La première, c’est la vie intra-utérine. Plus ou moins neuf mois d’une obscure existence – selon le moment où l’on place le curseur du début de la vie – blottie dans une poche placentaire protectrice mais subtilement perméable aux ondes et aux flux qui la traversent. Cette vie embryonnaire a la particularité d’être à la fois contenue et greffée à la complexion nourricière du corps hospitalier d’une génitrice. On pourrait la qualifier de « végétative », si ce terme n’avait pas pris une tournure péjorative dans nos esprits férus d’action. On préfère généralement l’ignorer, faute de moyens appropriés pour l’explorer. Pourtant cette existence occulte a laissé de nombreuses traces profondément enfouies en nous - dans des zones essentielles de notre corps où la pensée n’a pas cours.
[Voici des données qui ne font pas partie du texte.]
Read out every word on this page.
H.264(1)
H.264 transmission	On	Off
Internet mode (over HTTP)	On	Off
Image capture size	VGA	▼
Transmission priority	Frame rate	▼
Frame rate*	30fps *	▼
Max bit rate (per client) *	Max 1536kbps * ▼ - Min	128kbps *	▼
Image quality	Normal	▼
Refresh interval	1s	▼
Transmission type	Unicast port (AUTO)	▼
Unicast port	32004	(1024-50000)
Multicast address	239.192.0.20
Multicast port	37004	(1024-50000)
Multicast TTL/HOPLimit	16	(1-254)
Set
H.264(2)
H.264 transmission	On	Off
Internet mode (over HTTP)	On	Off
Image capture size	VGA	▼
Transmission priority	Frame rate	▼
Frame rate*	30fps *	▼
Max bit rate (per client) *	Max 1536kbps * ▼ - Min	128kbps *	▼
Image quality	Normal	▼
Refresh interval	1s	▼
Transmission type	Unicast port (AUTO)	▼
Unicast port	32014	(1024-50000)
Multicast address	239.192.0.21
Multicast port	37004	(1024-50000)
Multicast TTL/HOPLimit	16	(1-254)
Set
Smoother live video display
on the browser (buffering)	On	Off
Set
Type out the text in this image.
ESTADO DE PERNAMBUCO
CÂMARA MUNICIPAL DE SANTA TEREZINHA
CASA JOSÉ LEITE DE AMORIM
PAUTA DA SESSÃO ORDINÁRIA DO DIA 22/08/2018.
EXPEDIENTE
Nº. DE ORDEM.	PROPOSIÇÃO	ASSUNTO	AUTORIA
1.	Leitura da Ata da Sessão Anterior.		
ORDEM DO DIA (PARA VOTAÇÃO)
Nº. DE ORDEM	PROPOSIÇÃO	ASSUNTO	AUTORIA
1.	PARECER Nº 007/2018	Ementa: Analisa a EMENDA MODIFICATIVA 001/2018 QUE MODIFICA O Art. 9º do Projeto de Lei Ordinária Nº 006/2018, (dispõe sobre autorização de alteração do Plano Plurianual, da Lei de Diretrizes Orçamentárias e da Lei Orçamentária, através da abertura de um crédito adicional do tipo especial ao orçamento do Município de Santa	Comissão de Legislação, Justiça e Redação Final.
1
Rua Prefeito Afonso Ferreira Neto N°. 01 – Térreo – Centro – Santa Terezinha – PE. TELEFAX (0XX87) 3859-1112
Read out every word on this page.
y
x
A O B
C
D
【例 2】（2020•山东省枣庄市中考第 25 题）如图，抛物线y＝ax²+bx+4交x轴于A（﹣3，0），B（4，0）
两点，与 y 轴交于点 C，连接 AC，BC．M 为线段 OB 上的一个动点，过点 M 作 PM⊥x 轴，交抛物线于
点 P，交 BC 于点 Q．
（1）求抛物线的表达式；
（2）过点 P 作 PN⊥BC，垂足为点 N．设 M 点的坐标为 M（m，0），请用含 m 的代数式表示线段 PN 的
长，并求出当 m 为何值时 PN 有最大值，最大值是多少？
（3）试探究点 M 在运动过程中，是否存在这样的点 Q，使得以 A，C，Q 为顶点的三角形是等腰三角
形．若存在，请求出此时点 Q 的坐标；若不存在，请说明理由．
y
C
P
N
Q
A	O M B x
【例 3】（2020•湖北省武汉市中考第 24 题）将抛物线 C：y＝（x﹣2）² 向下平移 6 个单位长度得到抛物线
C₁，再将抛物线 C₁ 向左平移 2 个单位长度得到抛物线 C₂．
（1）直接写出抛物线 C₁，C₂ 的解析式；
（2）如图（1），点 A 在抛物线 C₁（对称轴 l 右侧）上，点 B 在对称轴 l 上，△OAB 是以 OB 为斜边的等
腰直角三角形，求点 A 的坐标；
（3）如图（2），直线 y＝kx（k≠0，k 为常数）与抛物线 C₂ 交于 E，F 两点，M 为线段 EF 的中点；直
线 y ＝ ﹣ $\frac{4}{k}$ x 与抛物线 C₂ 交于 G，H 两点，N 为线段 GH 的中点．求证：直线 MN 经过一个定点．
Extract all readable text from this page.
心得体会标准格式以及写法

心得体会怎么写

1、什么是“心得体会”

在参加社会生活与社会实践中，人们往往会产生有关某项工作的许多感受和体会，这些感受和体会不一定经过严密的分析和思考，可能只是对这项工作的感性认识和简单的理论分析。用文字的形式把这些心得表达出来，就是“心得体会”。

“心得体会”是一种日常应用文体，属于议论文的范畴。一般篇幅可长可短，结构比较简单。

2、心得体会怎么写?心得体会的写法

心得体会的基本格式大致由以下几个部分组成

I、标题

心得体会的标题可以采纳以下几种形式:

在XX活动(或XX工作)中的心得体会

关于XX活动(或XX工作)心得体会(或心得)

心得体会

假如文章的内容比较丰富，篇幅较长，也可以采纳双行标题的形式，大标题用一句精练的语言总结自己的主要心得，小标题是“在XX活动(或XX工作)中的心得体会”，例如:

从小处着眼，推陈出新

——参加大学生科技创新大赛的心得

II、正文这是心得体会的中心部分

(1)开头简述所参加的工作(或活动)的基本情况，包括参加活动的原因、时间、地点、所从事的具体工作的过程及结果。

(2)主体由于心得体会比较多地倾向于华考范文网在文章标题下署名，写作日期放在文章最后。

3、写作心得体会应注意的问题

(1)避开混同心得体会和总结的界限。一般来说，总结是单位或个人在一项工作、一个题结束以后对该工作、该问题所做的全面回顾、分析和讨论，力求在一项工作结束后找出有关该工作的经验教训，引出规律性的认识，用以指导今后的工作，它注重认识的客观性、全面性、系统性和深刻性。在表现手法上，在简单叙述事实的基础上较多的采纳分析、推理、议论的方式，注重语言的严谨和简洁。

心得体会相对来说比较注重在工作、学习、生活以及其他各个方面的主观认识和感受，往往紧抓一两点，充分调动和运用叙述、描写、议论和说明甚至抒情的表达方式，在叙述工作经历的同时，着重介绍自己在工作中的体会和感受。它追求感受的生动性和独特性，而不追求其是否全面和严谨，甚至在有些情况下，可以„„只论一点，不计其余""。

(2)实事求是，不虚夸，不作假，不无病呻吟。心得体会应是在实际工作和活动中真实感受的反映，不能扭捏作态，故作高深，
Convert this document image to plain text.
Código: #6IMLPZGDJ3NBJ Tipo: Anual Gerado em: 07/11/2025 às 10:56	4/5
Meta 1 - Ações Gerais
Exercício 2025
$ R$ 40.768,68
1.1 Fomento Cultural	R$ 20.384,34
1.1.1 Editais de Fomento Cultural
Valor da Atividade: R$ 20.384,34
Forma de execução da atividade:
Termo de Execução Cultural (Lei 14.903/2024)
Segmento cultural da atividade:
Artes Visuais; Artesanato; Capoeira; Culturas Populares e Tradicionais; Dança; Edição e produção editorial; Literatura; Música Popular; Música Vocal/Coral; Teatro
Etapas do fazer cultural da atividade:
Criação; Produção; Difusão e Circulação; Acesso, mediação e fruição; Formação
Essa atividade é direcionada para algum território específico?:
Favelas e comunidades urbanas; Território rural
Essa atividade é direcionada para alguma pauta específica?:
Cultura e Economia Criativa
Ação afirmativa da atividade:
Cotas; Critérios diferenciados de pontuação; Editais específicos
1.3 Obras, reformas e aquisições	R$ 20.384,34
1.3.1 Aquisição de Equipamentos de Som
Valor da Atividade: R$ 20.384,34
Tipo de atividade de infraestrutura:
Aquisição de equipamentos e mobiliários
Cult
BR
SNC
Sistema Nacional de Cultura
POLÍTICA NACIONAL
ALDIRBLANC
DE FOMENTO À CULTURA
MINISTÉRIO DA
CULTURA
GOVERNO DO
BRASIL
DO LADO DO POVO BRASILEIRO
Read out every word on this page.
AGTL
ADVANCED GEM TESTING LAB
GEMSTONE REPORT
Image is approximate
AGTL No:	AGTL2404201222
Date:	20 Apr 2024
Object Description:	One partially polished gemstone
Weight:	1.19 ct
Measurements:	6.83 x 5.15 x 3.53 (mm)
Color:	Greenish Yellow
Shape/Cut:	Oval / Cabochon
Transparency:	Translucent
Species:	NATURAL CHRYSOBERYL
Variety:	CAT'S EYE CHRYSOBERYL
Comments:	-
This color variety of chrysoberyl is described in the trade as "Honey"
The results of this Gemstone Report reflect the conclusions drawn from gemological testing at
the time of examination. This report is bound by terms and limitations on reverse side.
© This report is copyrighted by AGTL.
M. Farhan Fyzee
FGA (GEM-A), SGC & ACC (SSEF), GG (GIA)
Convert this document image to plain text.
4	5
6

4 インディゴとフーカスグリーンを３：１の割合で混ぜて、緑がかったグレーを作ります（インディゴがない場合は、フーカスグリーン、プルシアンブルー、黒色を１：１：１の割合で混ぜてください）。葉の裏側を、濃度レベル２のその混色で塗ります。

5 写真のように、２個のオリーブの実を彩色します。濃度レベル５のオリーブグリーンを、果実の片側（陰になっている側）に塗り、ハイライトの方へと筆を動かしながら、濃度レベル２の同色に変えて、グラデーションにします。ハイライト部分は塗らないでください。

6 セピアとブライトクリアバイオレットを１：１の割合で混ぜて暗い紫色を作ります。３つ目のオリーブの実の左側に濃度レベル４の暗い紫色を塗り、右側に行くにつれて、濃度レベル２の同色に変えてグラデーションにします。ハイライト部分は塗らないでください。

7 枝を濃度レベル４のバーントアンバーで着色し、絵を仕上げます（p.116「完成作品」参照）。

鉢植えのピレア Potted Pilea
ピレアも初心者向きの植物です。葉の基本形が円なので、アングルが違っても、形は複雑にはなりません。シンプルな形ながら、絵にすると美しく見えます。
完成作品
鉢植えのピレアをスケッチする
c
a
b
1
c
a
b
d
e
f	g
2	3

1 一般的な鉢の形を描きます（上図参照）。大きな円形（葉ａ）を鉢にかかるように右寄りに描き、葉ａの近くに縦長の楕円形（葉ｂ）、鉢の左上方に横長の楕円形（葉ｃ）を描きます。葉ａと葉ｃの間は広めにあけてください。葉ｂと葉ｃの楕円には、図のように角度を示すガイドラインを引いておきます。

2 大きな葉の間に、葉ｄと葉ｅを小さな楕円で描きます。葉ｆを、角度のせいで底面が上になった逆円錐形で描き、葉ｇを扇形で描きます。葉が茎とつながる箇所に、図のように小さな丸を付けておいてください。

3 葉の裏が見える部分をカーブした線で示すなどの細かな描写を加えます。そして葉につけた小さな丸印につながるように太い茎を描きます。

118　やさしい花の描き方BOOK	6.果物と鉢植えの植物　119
La deuxième vie, celle qui nous vient immédiatement à l’esprit lorsqu’on parle de « vie », débute au moment de notre premier vagissement, quand une goulée d'air inconnu s'engouffre dans nos poumons violemment défripés - et se termine à peine quelques péripéties plus tard, lorsque, parvenus au terme de notre vie, il nous faut « rendre notre dernier souffle », selon l’expression consacrée.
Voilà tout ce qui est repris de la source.